We talked a lot about that during the course of the week. I would give them quick exercises to do to warm up hand-eye coordination, then a longer assignment, along with a group assignment for the week, and a final. During the class we would have discussions about what everyone was drawing, with an emphasis on what made a drawing good. Over and over, I told them if I could not see them in the drawing, it was not as good. If the drawing communicated something about them, it was a success. That was the only benchmark.
We talked about why we liked certain drawings and why we didn't. I facillitated conversations within the group regarding long term project strategies and individual strategies. Everyone participated. There were moments of incredible insight and courageous sharing.
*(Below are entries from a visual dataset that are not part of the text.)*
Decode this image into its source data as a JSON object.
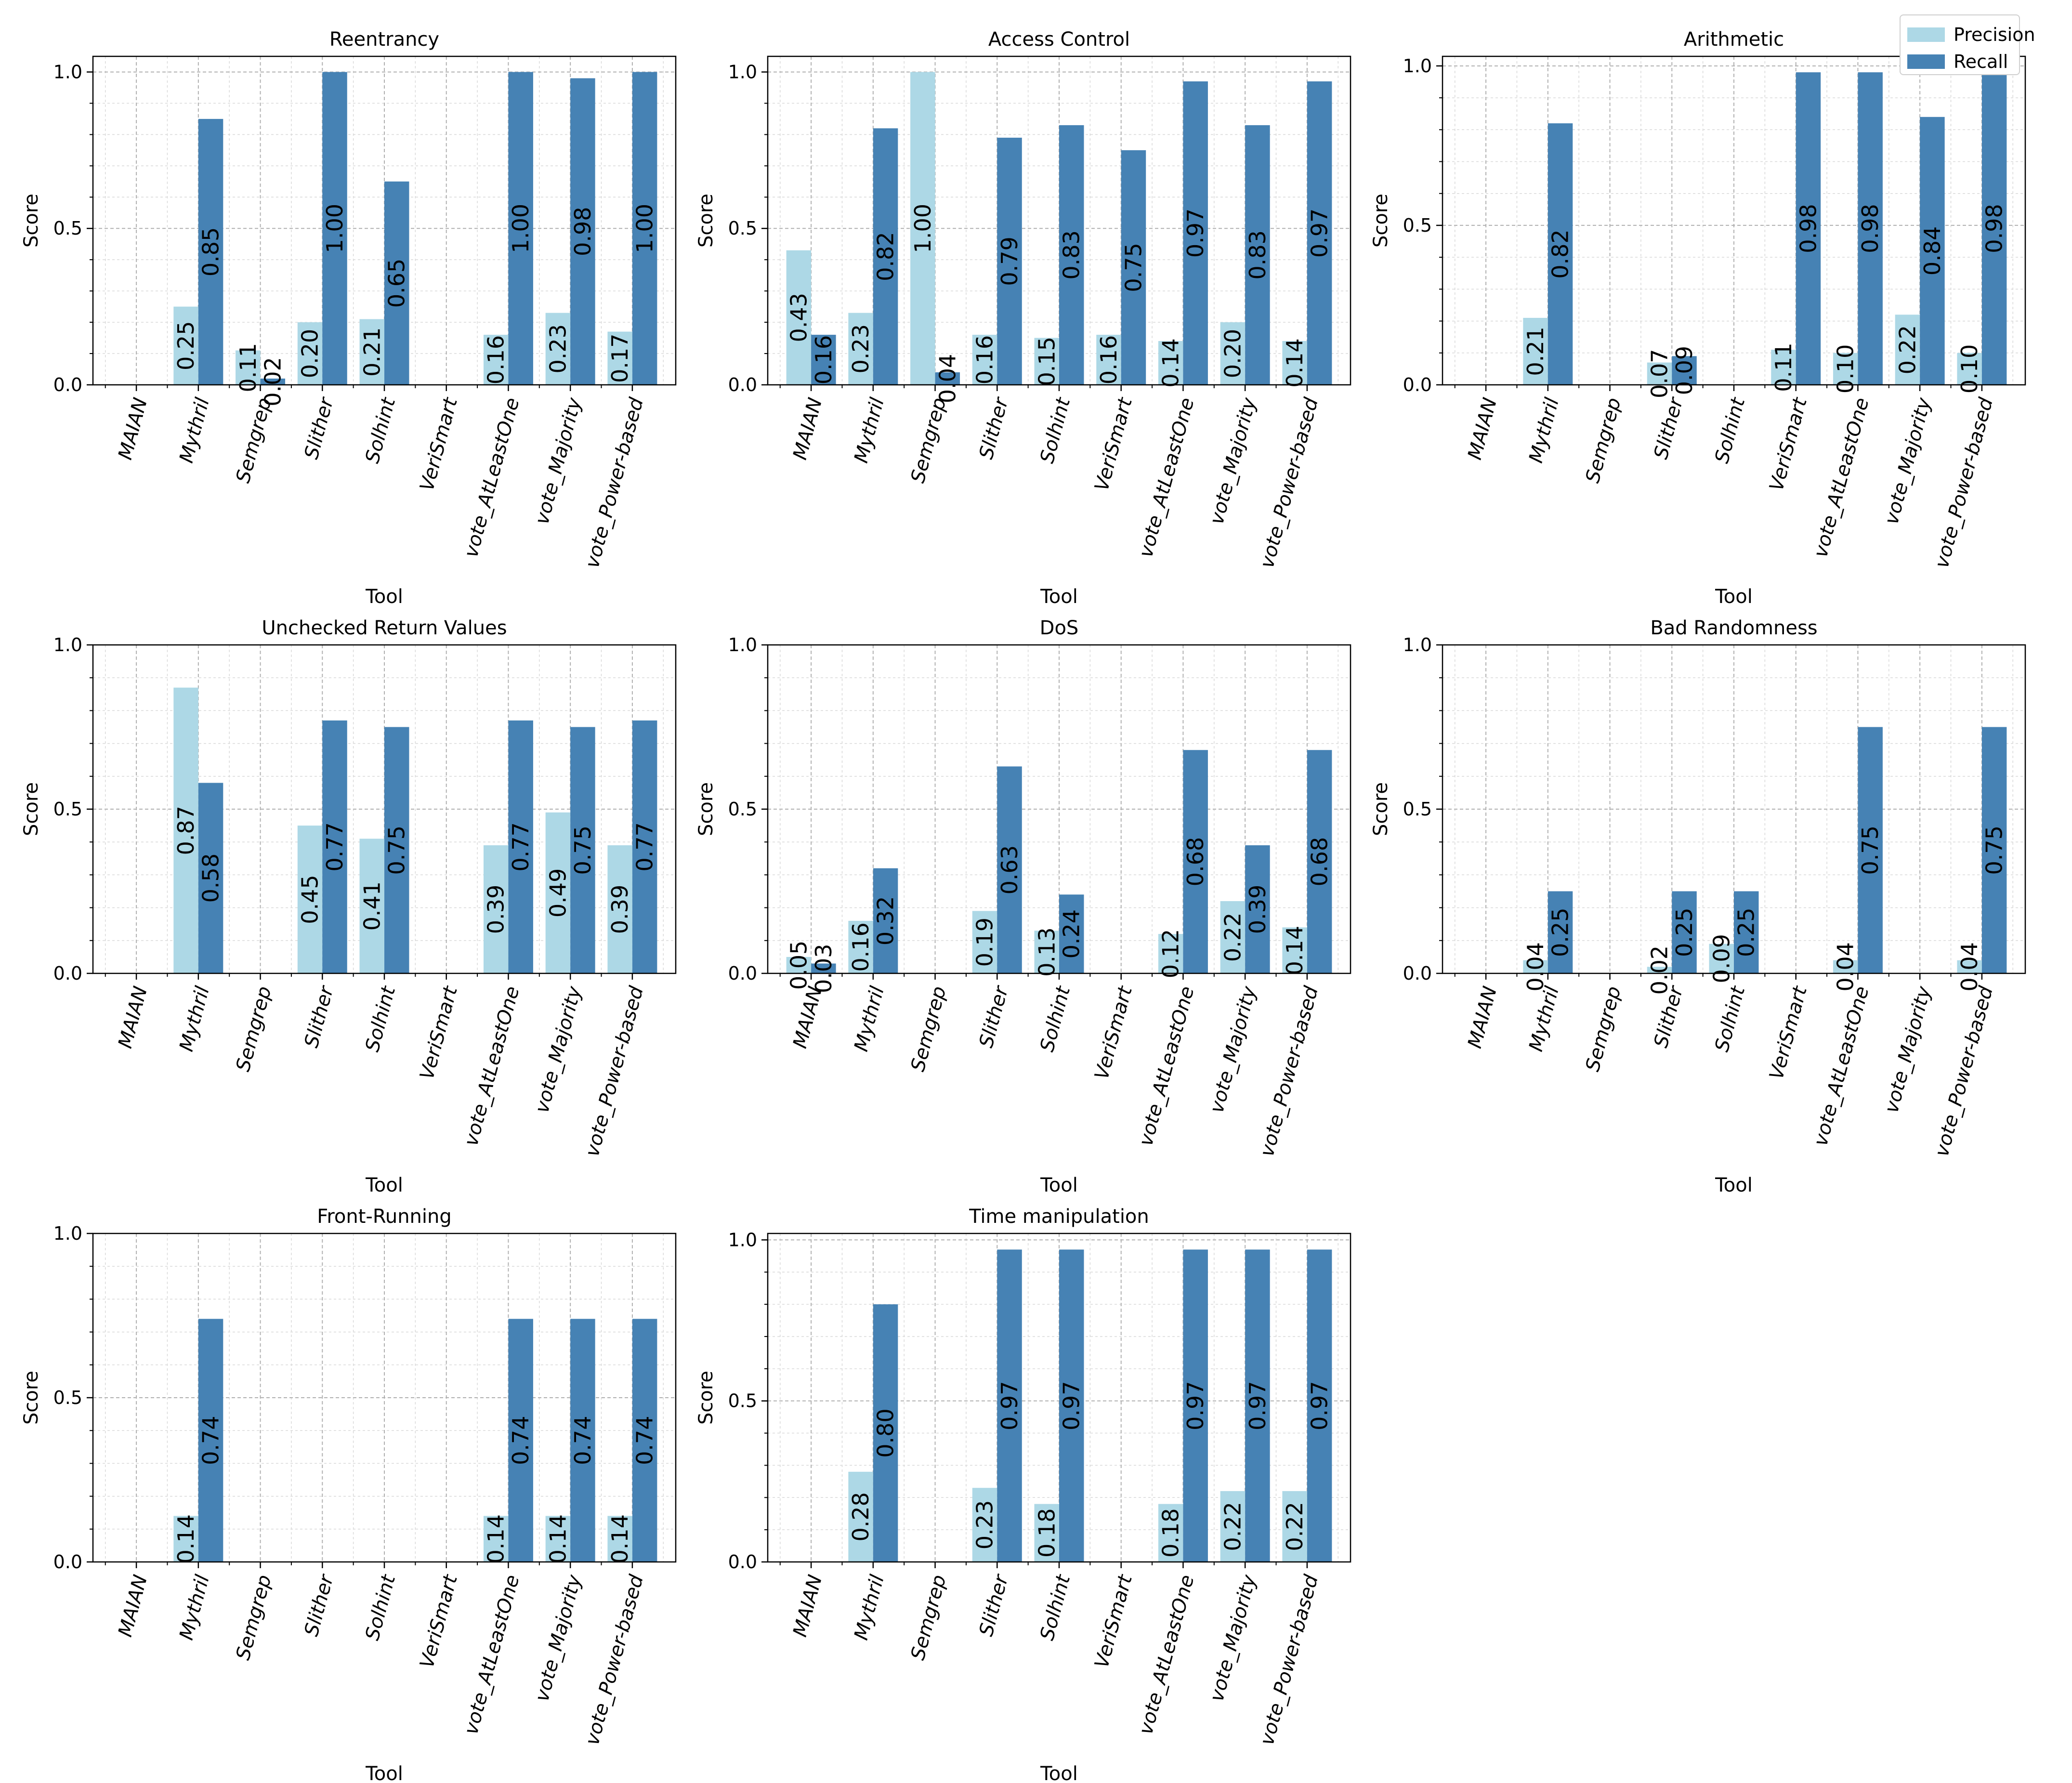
{
  "legend": {
    "precision_label": "Precision",
    "recall_label": "Recall",
    "precision_color": "#add8e6",
    "recall_color": "#4682b4"
  },
  "chart_data": [
    {
      "type": "bar",
      "title": "Reentrancy",
      "xlabel": "Tool",
      "ylabel": "Score",
      "ylim": [
        0,
        1.05
      ],
      "yticks": [
        "0.0",
        "0.5",
        "1.0"
      ],
      "categories": [
        "MAIAN",
        "Mythril",
        "Semgrep",
        "Slither",
        "Solhint",
        "VeriSmart",
        "vote_AtLeastOne",
        "vote_Majority",
        "vote_Power-based"
      ],
      "series": [
        {
          "name": "Precision",
          "values": [
            0,
            0.25,
            0.11,
            0.2,
            0.21,
            0,
            0.16,
            0.23,
            0.17
          ],
          "labels": [
            null,
            "0.25",
            "0.11",
            "0.20",
            "0.21",
            null,
            "0.16",
            "0.23",
            "0.17"
          ]
        },
        {
          "name": "Recall",
          "values": [
            0,
            0.85,
            0.02,
            1.0,
            0.65,
            0,
            1.0,
            0.98,
            1.0
          ],
          "labels": [
            null,
            "0.85",
            "0.02",
            "1.00",
            "0.65",
            null,
            "1.00",
            "0.98",
            "1.00"
          ]
        }
      ]
    },
    {
      "type": "bar",
      "title": "Access Control",
      "xlabel": "Tool",
      "ylabel": "Score",
      "ylim": [
        0,
        1.05
      ],
      "yticks": [
        "0.0",
        "0.5",
        "1.0"
      ],
      "categories": [
        "MAIAN",
        "Mythril",
        "Semgrep",
        "Slither",
        "Solhint",
        "VeriSmart",
        "vote_AtLeastOne",
        "vote_Majority",
        "vote_Power-based"
      ],
      "series": [
        {
          "name": "Precision",
          "values": [
            0.43,
            0.23,
            1.0,
            0.16,
            0.15,
            0.16,
            0.14,
            0.2,
            0.14
          ],
          "labels": [
            "0.43",
            "0.23",
            "1.00",
            "0.16",
            "0.15",
            "0.16",
            "0.14",
            "0.20",
            "0.14"
          ]
        },
        {
          "name": "Recall",
          "values": [
            0.16,
            0.82,
            0.04,
            0.79,
            0.83,
            0.75,
            0.97,
            0.83,
            0.97
          ],
          "labels": [
            "0.16",
            "0.82",
            "0.04",
            "0.79",
            "0.83",
            "0.75",
            "0.97",
            "0.83",
            "0.97"
          ]
        }
      ]
    },
    {
      "type": "bar",
      "title": "Arithmetic",
      "xlabel": "Tool",
      "ylabel": "Score",
      "ylim": [
        0,
        1.03
      ],
      "yticks": [
        "0.0",
        "0.5",
        "1.0"
      ],
      "categories": [
        "MAIAN",
        "Mythril",
        "Semgrep",
        "Slither",
        "Solhint",
        "VeriSmart",
        "vote_AtLeastOne",
        "vote_Majority",
        "vote_Power-based"
      ],
      "series": [
        {
          "name": "Precision",
          "values": [
            0,
            0.21,
            0,
            0.07,
            0,
            0.11,
            0.1,
            0.22,
            0.1
          ],
          "labels": [
            null,
            "0.21",
            null,
            "0.07",
            null,
            "0.11",
            "0.10",
            "0.22",
            "0.10"
          ]
        },
        {
          "name": "Recall",
          "values": [
            0,
            0.82,
            0,
            0.09,
            0,
            0.98,
            0.98,
            0.84,
            0.98
          ],
          "labels": [
            null,
            "0.82",
            null,
            "0.09",
            null,
            "0.98",
            "0.98",
            "0.84",
            "0.98"
          ]
        }
      ]
    },
    {
      "type": "bar",
      "title": "Unchecked Return Values",
      "xlabel": "Tool",
      "ylabel": "Score",
      "ylim": [
        0,
        1.0
      ],
      "yticks": [
        "0.0",
        "0.5",
        "1.0"
      ],
      "categories": [
        "MAIAN",
        "Mythril",
        "Semgrep",
        "Slither",
        "Solhint",
        "VeriSmart",
        "vote_AtLeastOne",
        "vote_Majority",
        "vote_Power-based"
      ],
      "series": [
        {
          "name": "Precision",
          "values": [
            0,
            0.87,
            0,
            0.45,
            0.41,
            0,
            0.39,
            0.49,
            0.39
          ],
          "labels": [
            null,
            "0.87",
            null,
            "0.45",
            "0.41",
            null,
            "0.39",
            "0.49",
            "0.39"
          ]
        },
        {
          "name": "Recall",
          "values": [
            0,
            0.58,
            0,
            0.77,
            0.75,
            0,
            0.77,
            0.75,
            0.77
          ],
          "labels": [
            null,
            "0.58",
            null,
            "0.77",
            "0.75",
            null,
            "0.77",
            "0.75",
            "0.77"
          ]
        }
      ]
    },
    {
      "type": "bar",
      "title": "DoS",
      "xlabel": "Tool",
      "ylabel": "Score",
      "ylim": [
        0,
        1.0
      ],
      "yticks": [
        "0.0",
        "0.5",
        "1.0"
      ],
      "categories": [
        "MAIAN",
        "Mythril",
        "Semgrep",
        "Slither",
        "Solhint",
        "VeriSmart",
        "vote_AtLeastOne",
        "vote_Majority",
        "vote_Power-based"
      ],
      "series": [
        {
          "name": "Precision",
          "values": [
            0.05,
            0.16,
            0,
            0.19,
            0.13,
            0,
            0.12,
            0.22,
            0.14
          ],
          "labels": [
            "0.05",
            "0.16",
            null,
            "0.19",
            "0.13",
            null,
            "0.12",
            "0.22",
            "0.14"
          ]
        },
        {
          "name": "Recall",
          "values": [
            0.03,
            0.32,
            0,
            0.63,
            0.24,
            0,
            0.68,
            0.39,
            0.68
          ],
          "labels": [
            "0.03",
            "0.32",
            null,
            "0.63",
            "0.24",
            null,
            "0.68",
            "0.39",
            "0.68"
          ]
        }
      ]
    },
    {
      "type": "bar",
      "title": "Bad Randomness",
      "xlabel": "Tool",
      "ylabel": "Score",
      "ylim": [
        0,
        1.0
      ],
      "yticks": [
        "0.0",
        "0.5",
        "1.0"
      ],
      "categories": [
        "MAIAN",
        "Mythril",
        "Semgrep",
        "Slither",
        "Solhint",
        "VeriSmart",
        "vote_AtLeastOne",
        "vote_Majority",
        "vote_Power-based"
      ],
      "series": [
        {
          "name": "Precision",
          "values": [
            0,
            0.04,
            0,
            0.02,
            0.09,
            0,
            0.04,
            0,
            0.04
          ],
          "labels": [
            null,
            "0.04",
            null,
            "0.02",
            "0.09",
            null,
            "0.04",
            null,
            "0.04"
          ]
        },
        {
          "name": "Recall",
          "values": [
            0,
            0.25,
            0,
            0.25,
            0.25,
            0,
            0.75,
            0,
            0.75
          ],
          "labels": [
            null,
            "0.25",
            null,
            "0.25",
            "0.25",
            null,
            "0.75",
            null,
            "0.75"
          ]
        }
      ]
    },
    {
      "type": "bar",
      "title": "Front-Running",
      "xlabel": "Tool",
      "ylabel": "Score",
      "ylim": [
        0,
        1.0
      ],
      "yticks": [
        "0.0",
        "0.5",
        "1.0"
      ],
      "categories": [
        "MAIAN",
        "Mythril",
        "Semgrep",
        "Slither",
        "Solhint",
        "VeriSmart",
        "vote_AtLeastOne",
        "vote_Majority",
        "vote_Power-based"
      ],
      "series": [
        {
          "name": "Precision",
          "values": [
            0,
            0.14,
            0,
            0,
            0,
            0,
            0.14,
            0.14,
            0.14
          ],
          "labels": [
            null,
            "0.14",
            null,
            null,
            null,
            null,
            "0.14",
            "0.14",
            "0.14"
          ]
        },
        {
          "name": "Recall",
          "values": [
            0,
            0.74,
            0,
            0,
            0,
            0,
            0.74,
            0.74,
            0.74
          ],
          "labels": [
            null,
            "0.74",
            null,
            null,
            null,
            null,
            "0.74",
            "0.74",
            "0.74"
          ]
        }
      ]
    },
    {
      "type": "bar",
      "title": "Time manipulation",
      "xlabel": "Tool",
      "ylabel": "Score",
      "ylim": [
        0,
        1.02
      ],
      "yticks": [
        "0.0",
        "0.5",
        "1.0"
      ],
      "categories": [
        "MAIAN",
        "Mythril",
        "Semgrep",
        "Slither",
        "Solhint",
        "VeriSmart",
        "vote_AtLeastOne",
        "vote_Majority",
        "vote_Power-based"
      ],
      "series": [
        {
          "name": "Precision",
          "values": [
            0,
            0.28,
            0,
            0.23,
            0.18,
            0,
            0.18,
            0.22,
            0.22
          ],
          "labels": [
            null,
            "0.28",
            null,
            "0.23",
            "0.18",
            null,
            "0.18",
            "0.22",
            "0.22"
          ]
        },
        {
          "name": "Recall",
          "values": [
            0,
            0.8,
            0,
            0.97,
            0.97,
            0,
            0.97,
            0.97,
            0.97
          ],
          "labels": [
            null,
            "0.80",
            null,
            "0.97",
            "0.97",
            null,
            "0.97",
            "0.97",
            "0.97"
          ]
        }
      ]
    }
  ]
}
These children were having complex and brave conversations. It gave me hope. I could see, admiringly, that many of them would surpass me. During this week, I experienced long, rapturous moments of awe and pride.
Then came Friday. I asked all of them to compile the work they had done that week and make folders for themselves. Some folders were bulging with work, others contained only two or three pieces of paper. In the end, for some of them, it was just too hard. Too much of a risk.
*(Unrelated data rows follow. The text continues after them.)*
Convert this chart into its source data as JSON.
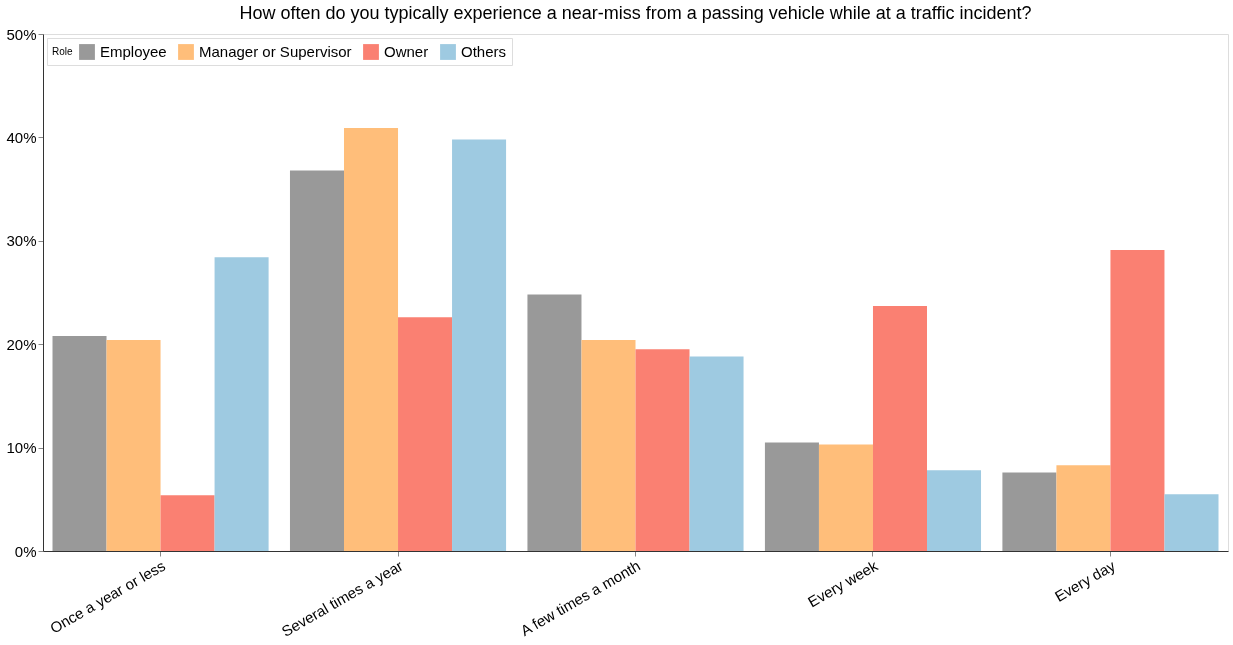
{
  "chart_data": {
    "type": "bar",
    "title": "How often do you typically experience a near-miss from a passing vehicle while at a traffic incident?",
    "categories": [
      "Once a year or less",
      "Several times a year",
      "A few times a month",
      "Every week",
      "Every day"
    ],
    "legend_title": "Role",
    "series": [
      {
        "name": "Employee",
        "color": "#999999",
        "values": [
          20.8,
          36.8,
          24.8,
          10.5,
          7.6
        ]
      },
      {
        "name": "Manager or Supervisor",
        "color": "#ffbe7a",
        "values": [
          20.4,
          40.9,
          20.4,
          10.3,
          8.3
        ]
      },
      {
        "name": "Owner",
        "color": "#fa8072",
        "values": [
          5.4,
          22.6,
          19.5,
          23.7,
          29.1
        ]
      },
      {
        "name": "Others",
        "color": "#9ecae1",
        "values": [
          28.4,
          39.8,
          18.8,
          7.8,
          5.5
        ]
      }
    ],
    "ylim": [
      0,
      50
    ],
    "yticks": [
      {
        "value": 0,
        "label": "0%"
      },
      {
        "value": 10,
        "label": "10%"
      },
      {
        "value": 20,
        "label": "20%"
      },
      {
        "value": 30,
        "label": "30%"
      },
      {
        "value": 40,
        "label": "40%"
      },
      {
        "value": 50,
        "label": "50%"
      }
    ],
    "grid": false,
    "legend": "top left"
  }
}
Over the course of our lives, we are trained to love less, to risk less, to play it safe, because doing otherwise would risk embarrassment, or worse, on a very public level. To show great love for someone is to be completely vulnerable; not only to that person, but to the world. And this world is not set up to support love that is so free. Not right now.
But love is love, no matter who feels it, no matter who it is felt for, it is always love, and it is always okay.
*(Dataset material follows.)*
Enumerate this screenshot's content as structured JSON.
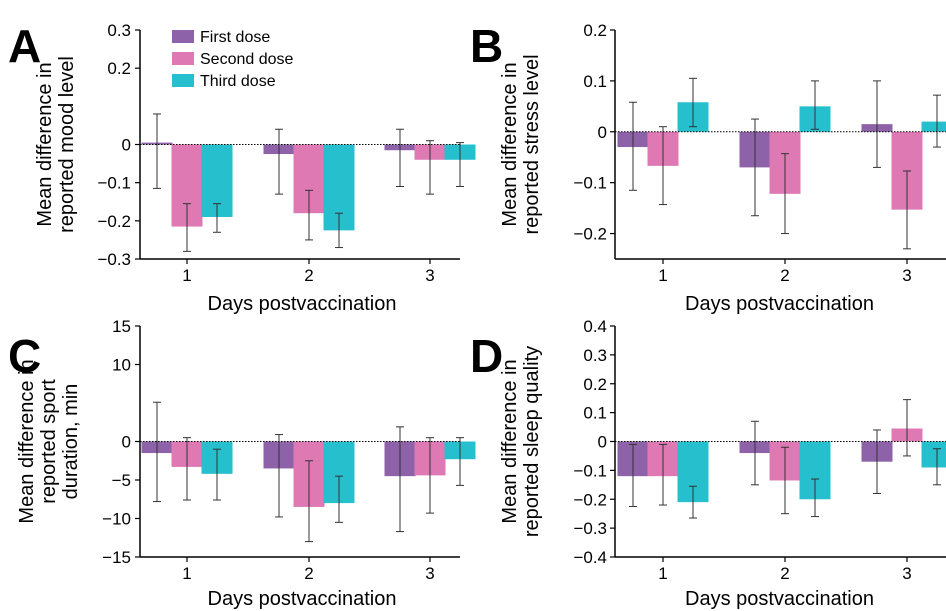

But when you are 11, and you are drawing a ball in a class with a bunch of other 11 year old kids, you look around. Everyone else is drawing, looking at the ball, back at their papers, at the ball, back and forth. You are scared out of your mind. What if your ball is bad? What if it doesn't look like a ball? What if people laugh? You can't face that, you just can't put your heart on the paper and risk it being ripped to shreds, so you don't. You put half of your effort into it so that it won't hurt when people don't like it. That feels safe, and this is where it starts. You hold back, you don't give your all, you find a way to not care as much, or at least to not show how much you care, because caring is a risk. Caring is too vulnerable.
So you go through life not risking. You go through life trying to avoid exposing your passion for it. Your passion is delicate, it is volatile, and it feels like everything. And you just can't risk everything. So you go through life missing out on great experiences. You go through life feeling safe, but that safety is a fabrication. That safety is dependent upon too many things that you cannot control, and eventually, you are crushed. Eventually, though you have tried your best to protect your heart and your passion, you are stomped, and it feels like you will never recover, and most likely, you won't, because you have never had to endure this pain before. You have never had to contend with losing just about everything.
You see, you can lose your world in increments, but it is never too late to risk. It is never too late to ask to be loved. It is never too late to declare your passion for the world and claim your stake in it. You might be on death's door, but it is never too late.
I think about that every time I encounter a shy young kid, or a kid who is bullying someone else into a cage. I think about what I might do to change the course of one life. How that one life might in turn touch the lives of hundreds of people I might never meet, and I risk it. I reach out. I take the chance and I let that kid know how special she is, how great she is. I let that kid know that what he cares about matters. Even if it falls on deaf ears. Even if he looks at me like I have lost my mind. I reach out.
Because I know that love is love. No matter who feels it. No matter who it is felt for. No matter what. Showing love is never a wasted effort.
Not showing love? That. That. That is a complete waste. Every single time.